Deconfinement in Yang-Mills theory through toroidal compactification with deformation
Dusan Simic, Mithat Unsal
TL;DR
The paper develops a calculable framework to study deconfinement in Yang-Mills theory by compactifying on ${\mathbb R}^2\times {\bf S}^1_L\times {\bf S}^1_\beta$ and implementing a double-trace deformation ${\Delta S}$ that preserves center symmetry. In the large-$N$ limit with fixed $L$, the deformed theory is thermodynamically equivalent to ordinary YM, while at finite $N$ and small $L$ it enters a semi-classical regime described by a two-dimensional theory with competing electric and magnetic perturbations, enabling analytic access to the confinement–deconfinement transition. The transition is understood as a competition between electric and magnetic degrees of freedom, with a concrete estimate for the critical temperature and a mapping of the Polyakov loop onto a 2d order parameter; the results are connected to the Liao–Shuryak picture of the quark–gluon plasma. The framework yields qualitative and, in parts, quantitative insights that align with lattice results and offer avenues for extension to QCD-like theories and other gauge groups, including open problems such as fermion effects and universality classes at finite $N$.
Abstract
We introduce field theory techniques through which the deconfinement transition of four-dimensional Yang-Mills theory can be moved to a semi-classical domain where it becomes calculable using two-dimensional field theory.
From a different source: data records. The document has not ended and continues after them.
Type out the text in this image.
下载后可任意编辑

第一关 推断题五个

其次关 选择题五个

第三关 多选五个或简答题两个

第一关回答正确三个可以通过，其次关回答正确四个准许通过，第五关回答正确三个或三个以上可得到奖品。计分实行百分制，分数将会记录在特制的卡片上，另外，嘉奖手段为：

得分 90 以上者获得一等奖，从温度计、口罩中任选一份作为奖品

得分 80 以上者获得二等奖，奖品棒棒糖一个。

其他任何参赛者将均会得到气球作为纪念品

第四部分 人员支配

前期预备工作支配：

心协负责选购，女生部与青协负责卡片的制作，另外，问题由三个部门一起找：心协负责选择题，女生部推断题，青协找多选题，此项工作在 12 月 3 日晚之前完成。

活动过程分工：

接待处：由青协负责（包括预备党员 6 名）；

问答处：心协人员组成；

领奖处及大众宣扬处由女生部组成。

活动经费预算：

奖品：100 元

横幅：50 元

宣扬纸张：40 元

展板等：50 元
We achieve this through a double- trace deformation of toroidally compactified Yang-Mills theory on R2 \times S1_L \times S1_β. At large N, fixed-L, and arbitrary β, the thermodynamics of the deformed theory is equivalent to that of ordinary Yang-Mills theory at leading order in the large N expansion. At fixed-N, small L and a range of β, the deformed theory maps to a two-dimensional theory with electric and magnetic (order and disorder) perturbations, analogs of which appear in planar spin-systems and statistical physics. We show that in this regime the deconfinement transition is driven by the competition between electric and magnetic perturbations in this two-dimensional theory. This appears to support the scenario proposed by Liao and Shuryak regarding the magnetic component of the quark-gluon plasma at RHIC.